I am reading The unramified principal series of $p$-adic groups by W. Casselman and am stuck on some basic details. $G$ is a connected, reductive group over a $p$-adic field, $P = MN$ is a minimal parabolic subgroup, $B$ is an Iwahori subgroup (not a Borel subgroup), and $\delta$ is the modulus character of $P$.
I am trying to understand the claim "$\phi_w$ is identically zero off $PwB$ and $\phi_w(pwb) = \chi \delta^{\frac{1}{2}}(p)$ for $p \in P, b \in B$."

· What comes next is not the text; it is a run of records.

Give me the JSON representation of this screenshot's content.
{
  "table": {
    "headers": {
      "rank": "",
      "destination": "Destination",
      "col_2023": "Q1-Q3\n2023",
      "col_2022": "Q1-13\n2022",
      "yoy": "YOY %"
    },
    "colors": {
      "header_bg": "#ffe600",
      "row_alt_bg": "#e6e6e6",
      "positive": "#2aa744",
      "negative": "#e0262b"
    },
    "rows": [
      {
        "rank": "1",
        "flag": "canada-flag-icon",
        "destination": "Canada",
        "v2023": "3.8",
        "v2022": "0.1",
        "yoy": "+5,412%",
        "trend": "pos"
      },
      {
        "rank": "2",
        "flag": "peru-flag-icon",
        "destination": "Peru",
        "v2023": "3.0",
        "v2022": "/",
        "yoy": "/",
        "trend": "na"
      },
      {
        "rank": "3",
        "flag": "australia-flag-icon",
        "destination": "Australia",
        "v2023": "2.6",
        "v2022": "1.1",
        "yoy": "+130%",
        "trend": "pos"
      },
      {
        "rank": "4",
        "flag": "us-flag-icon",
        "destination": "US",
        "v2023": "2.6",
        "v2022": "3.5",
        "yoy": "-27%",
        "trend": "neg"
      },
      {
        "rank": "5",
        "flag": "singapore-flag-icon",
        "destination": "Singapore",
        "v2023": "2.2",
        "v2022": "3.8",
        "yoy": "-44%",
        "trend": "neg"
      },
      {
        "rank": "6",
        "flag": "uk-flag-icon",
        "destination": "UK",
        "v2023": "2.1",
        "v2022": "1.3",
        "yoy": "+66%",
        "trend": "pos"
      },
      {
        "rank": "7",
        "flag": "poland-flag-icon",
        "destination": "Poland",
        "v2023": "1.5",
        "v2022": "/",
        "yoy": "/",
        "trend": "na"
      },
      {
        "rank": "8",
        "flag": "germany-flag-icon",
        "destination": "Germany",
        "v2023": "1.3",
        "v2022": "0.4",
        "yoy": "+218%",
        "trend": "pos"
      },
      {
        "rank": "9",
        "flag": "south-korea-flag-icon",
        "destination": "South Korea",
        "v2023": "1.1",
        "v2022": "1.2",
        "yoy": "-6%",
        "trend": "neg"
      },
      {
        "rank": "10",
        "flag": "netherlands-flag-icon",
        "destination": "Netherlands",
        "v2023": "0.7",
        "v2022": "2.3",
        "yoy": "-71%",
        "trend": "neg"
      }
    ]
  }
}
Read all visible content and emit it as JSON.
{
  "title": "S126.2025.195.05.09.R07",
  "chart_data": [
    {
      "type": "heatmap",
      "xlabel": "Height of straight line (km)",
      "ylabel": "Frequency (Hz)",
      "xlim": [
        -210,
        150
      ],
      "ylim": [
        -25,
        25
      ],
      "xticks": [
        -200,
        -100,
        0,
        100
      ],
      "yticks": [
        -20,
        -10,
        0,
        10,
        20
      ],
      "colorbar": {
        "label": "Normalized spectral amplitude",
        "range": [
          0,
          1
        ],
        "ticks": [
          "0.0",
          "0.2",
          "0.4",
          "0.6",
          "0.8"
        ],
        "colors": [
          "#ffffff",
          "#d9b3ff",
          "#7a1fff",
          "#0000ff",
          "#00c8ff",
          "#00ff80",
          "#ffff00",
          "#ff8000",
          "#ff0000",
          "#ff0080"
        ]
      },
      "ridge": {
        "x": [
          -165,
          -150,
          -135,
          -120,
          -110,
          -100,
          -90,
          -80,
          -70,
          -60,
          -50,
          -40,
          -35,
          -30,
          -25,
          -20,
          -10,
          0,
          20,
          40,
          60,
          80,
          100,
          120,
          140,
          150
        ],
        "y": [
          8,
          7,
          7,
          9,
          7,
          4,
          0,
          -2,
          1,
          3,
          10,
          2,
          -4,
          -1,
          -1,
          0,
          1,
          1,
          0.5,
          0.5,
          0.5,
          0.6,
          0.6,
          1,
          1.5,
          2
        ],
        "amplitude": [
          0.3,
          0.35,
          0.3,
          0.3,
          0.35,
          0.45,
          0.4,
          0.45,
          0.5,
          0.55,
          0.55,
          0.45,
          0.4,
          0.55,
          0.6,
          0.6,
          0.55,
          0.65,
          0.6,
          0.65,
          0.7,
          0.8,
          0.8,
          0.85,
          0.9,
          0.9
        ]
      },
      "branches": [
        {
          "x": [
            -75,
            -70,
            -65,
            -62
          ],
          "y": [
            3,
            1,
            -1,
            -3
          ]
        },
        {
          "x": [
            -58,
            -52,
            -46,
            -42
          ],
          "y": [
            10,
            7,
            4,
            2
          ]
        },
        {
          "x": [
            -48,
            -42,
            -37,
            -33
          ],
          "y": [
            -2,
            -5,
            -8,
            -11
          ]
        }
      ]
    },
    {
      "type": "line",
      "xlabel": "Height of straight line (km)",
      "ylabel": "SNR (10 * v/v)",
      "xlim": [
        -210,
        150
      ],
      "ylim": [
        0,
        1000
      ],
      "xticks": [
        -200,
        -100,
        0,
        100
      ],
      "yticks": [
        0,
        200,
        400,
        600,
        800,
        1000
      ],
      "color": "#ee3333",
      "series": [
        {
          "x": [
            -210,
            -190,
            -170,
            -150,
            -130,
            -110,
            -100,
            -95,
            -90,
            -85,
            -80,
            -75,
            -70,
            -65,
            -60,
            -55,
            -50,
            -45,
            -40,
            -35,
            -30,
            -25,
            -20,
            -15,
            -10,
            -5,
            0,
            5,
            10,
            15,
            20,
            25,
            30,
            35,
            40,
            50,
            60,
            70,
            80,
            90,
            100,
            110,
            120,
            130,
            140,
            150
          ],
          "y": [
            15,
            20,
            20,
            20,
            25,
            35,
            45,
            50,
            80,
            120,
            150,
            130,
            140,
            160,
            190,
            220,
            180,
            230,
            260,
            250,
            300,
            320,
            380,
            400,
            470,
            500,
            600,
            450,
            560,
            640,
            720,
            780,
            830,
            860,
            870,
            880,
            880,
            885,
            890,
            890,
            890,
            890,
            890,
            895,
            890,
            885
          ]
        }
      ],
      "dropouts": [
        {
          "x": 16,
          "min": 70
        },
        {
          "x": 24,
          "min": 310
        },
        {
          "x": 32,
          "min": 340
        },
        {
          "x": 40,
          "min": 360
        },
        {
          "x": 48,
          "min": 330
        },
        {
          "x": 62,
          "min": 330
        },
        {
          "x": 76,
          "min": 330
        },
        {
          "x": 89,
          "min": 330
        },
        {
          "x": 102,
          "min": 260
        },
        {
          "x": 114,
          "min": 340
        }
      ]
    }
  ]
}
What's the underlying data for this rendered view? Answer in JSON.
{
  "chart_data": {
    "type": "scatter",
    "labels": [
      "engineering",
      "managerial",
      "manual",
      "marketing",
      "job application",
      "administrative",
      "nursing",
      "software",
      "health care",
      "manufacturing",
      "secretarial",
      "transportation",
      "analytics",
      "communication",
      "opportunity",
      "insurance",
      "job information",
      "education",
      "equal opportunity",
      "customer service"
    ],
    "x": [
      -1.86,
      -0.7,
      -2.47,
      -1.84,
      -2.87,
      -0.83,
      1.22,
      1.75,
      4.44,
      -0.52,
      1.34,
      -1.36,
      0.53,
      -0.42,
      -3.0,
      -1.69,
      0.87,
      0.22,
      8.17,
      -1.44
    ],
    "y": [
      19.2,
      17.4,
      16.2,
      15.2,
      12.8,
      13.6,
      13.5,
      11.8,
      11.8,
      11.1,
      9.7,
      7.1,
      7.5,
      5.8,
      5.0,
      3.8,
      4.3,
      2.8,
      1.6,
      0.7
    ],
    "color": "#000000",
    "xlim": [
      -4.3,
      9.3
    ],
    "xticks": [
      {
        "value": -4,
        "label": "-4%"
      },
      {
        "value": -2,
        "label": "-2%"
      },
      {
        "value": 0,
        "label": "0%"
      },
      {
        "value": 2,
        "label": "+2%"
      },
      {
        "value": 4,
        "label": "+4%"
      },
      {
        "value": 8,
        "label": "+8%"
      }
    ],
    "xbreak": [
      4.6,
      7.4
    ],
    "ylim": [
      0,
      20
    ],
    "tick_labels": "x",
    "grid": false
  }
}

Let $g \in G$, and first suppose $g \not\in PwB$. Then
$$\phi_{w,\chi}(g) = \int\limits_P \chi^{-1} \delta^{\frac{1}{2}}(p) \textrm{ch}_{BwB}(pg) \space dp$$
and I want to say that this integral is zero. Since $g \not\in PwB$, neither is $pg$ for any $p \in P$. Are we supposed to conclude here that $pg \not\in BwB$? This isn't clear to me.
Next, suppose $g \in PwB$, equal to $p_0wb$. Then
$$\phi_{w,\chi}(p_0wb) = \int\limits_P \chi^{-1} \delta^{\frac{1}{2}}(p) \textrm{ch}_{BwB}(pp_0wb) \space dp = \delta(p_0) \int\limits_P\chi^{-1} \delta^{\frac{1}{2}}(pp_0^{-1}) \textrm{ch}_{BwB}(pwb) \space dp$$
$$ = \chi \delta^{\frac{1}{2}}(p_0) \int\limits_P\chi^{-1} \delta^{\frac{1}{2}}(p) \textrm{ch}_{BwB}(pwb) \space dp$$
So we need to show that
$$\int\limits_P\chi^{-1} \delta^{\frac{1}{2}}(p) \textrm{ch}_{BwB}(pwb) \space dp = 1$$
which is also not clear to me.
Define $P_0 = P \cap K = P \cap B$, and similarly $$M_0 = M \cap K = M \cap B, \space \space \space \space \space \space N_0 = N_0 \cap K = N_0 \cap B$$ Also, let $N^-$ be the opposite unipotent radical of $N$, and define $N_1^- = N^- \cap B$ (this is not the same as $N^- \cap K$). The first claim follows from the Iwahori decomposition:
$$B = P_0N_1^- = N_1^-P_0$$
We want to show that if $g \not\in PwB$, then $pg \not\in BwB$ for any $p \in P$. Equivalently, we want to show:
Lemma 1: $BwB \subseteq PwB$.
Let $bwb' \in BwB$. Write $b = p_0n^-$ for some $p_0 \in P$ and $n^- \in N_1^-$. Then
$$bwb' = p_0n^-wb' = p_0w(w^{-1}n^-w)b'$$
which is in $PwB$, since $p_0 \in P$, and conjugation by $w^{-1}$ keeps $N_1^-$ inside $B$. I don't know how to prove this formally, but it is definitely true: imagine $N_1^-$ consists of all lower triangular unipotent matrices whose entries are integral with valuation $\geq 1$; conjugation by a permutation matrix will produce a matrix in $K$ whose lower left entries are either $0$ or are integral with value $\geq 1$. $\blacksquare$
This follows from Proposition 1.3 in the same paper and the lemma below. Proposition 1.3 says that
$$BwB \cap PwP = P_0wN_0$$
Lemma 2: Let $p \in P, b \in B$. Then $pwb \in BwB$ if and only if $p \in P_0$.
First, suppose that $pwb \in BwB$. Then so is $pw$, and hence $pw \in BwB \cap PwP = P_0wN_0$. We can then write $pw = p_0wn_0$ for $p_0 \in P_0, n_0 \in N_0$, and so $p = p_0wn_0w^{-1} \in P \cap K = P_0$.
Conversely, assume that $p \in P_0$. We are done, because $P_0 \subseteq B$. $\blacksquare$
Now
$$\int\limits_P\chi^{-1} \delta^{\frac{1}{2}}(p) \textrm{ch}_{BwB}(pwb) \space dp = \int\limits_{P_0}\chi^{-1} \delta^{\frac{1}{2}}(p) dp = \int\limits_{P_0} dp =1 $$
where we have used the fact that $\chi$ and $\delta$ are both trivial on $P_0 = P \cap K$ ($\chi$ is assumed to be unramified, and the modulus character is always trivial on compact subgroups), and the Haar measure on $P$ is normalized so that $P_0$ has measure $1$.